'Asterix' Comic Artist Comes Out Of Retirement To Pay Stunning Tribute To Charlie Hebdo

'Asterix' Cartoonist Comes Out Of Retirement To Pay Stunning Tribute To Charlie Hebdo

The 87-year-old cartoonist behind the famous French comic "Asterix" has come out of retirement to pay tribute to those killed during the attacks on Charlie Hebdo offices earlier this week.

Albert Uderzo published two images in France, and shared both with the official "Asterix" Twitter account, expressing to fans: "Moi aussi je suis un Charlie" (I too am Charlie).

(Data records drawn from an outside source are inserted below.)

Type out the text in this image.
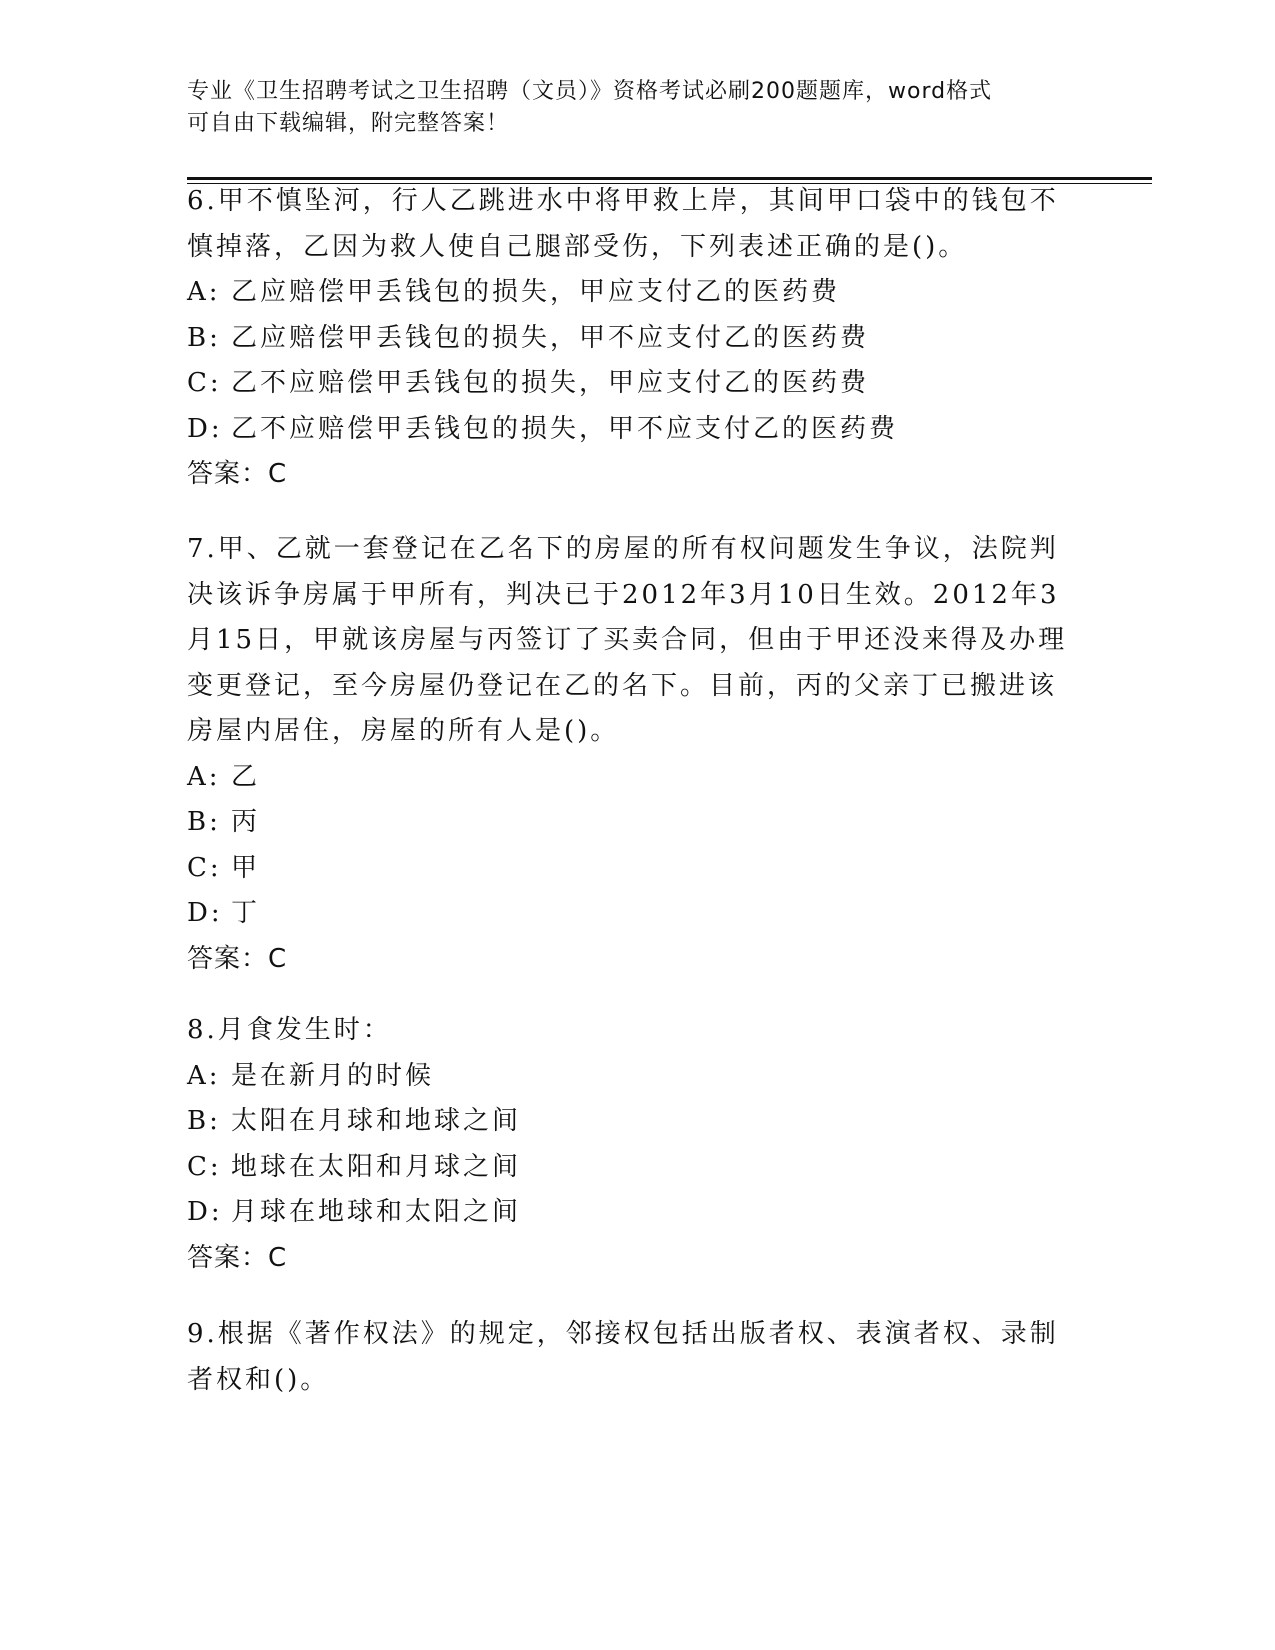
专业《卫生招聘考试之卫生招聘（文员）》资格考试必刷200题题库，word格式
可自由下载编辑，附完整答案！
6.甲不慎坠河，行人乙跳进水中将甲救上岸，其间甲口袋中的钱包不
慎掉落，乙因为救人使自己腿部受伤，下列表述正确的是()。
A: 乙应赔偿甲丢钱包的损失，甲应支付乙的医药费
B: 乙应赔偿甲丢钱包的损失，甲不应支付乙的医药费
C: 乙不应赔偿甲丢钱包的损失，甲应支付乙的医药费
D: 乙不应赔偿甲丢钱包的损失，甲不应支付乙的医药费
答案：C
7.甲、乙就一套登记在乙名下的房屋的所有权问题发生争议，法院判
决该诉争房属于甲所有，判决已于2012年3月10日生效。2012年3
月15日，甲就该房屋与丙签订了买卖合同，但由于甲还没来得及办理
变更登记，至今房屋仍登记在乙的名下。目前，丙的父亲丁已搬进该
房屋内居住，房屋的所有人是()。
A: 乙
B: 丙
C: 甲
D: 丁
答案：C
8.月食发生时：
A: 是在新月的时候
B: 太阳在月球和地球之间
C: 地球在太阳和月球之间
D: 月球在地球和太阳之间
答案：C
9.根据《著作权法》的规定，邻接权包括出版者权、表演者权、录制
者权和()。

"Charlie [Hebdo] and Asterix have nothing to do with each other obviously," the artist explained to Le Figaro in an interview. "I simply want to express my affection for those artists who have paid with their lives."

"Young artists are on hand now and I wish them courage," he added. "They keep in mind this terrible thing came to their colleagues that no one could expect."

"Asterix," first published in 1959, tells the story of a village of Gauls -- led by the protagonist and namesake, Asterix -- that is in the midst of resisting Roman occupation. Asterix appears in the first Charlie Hebdo tribute, featured above, and he is joined by comrades Obelix and Dogmatix in the second.

Uderzo sold his stake in the comic series in 2008, but has temporarily reignited his illustration in homage to those killed in Paris.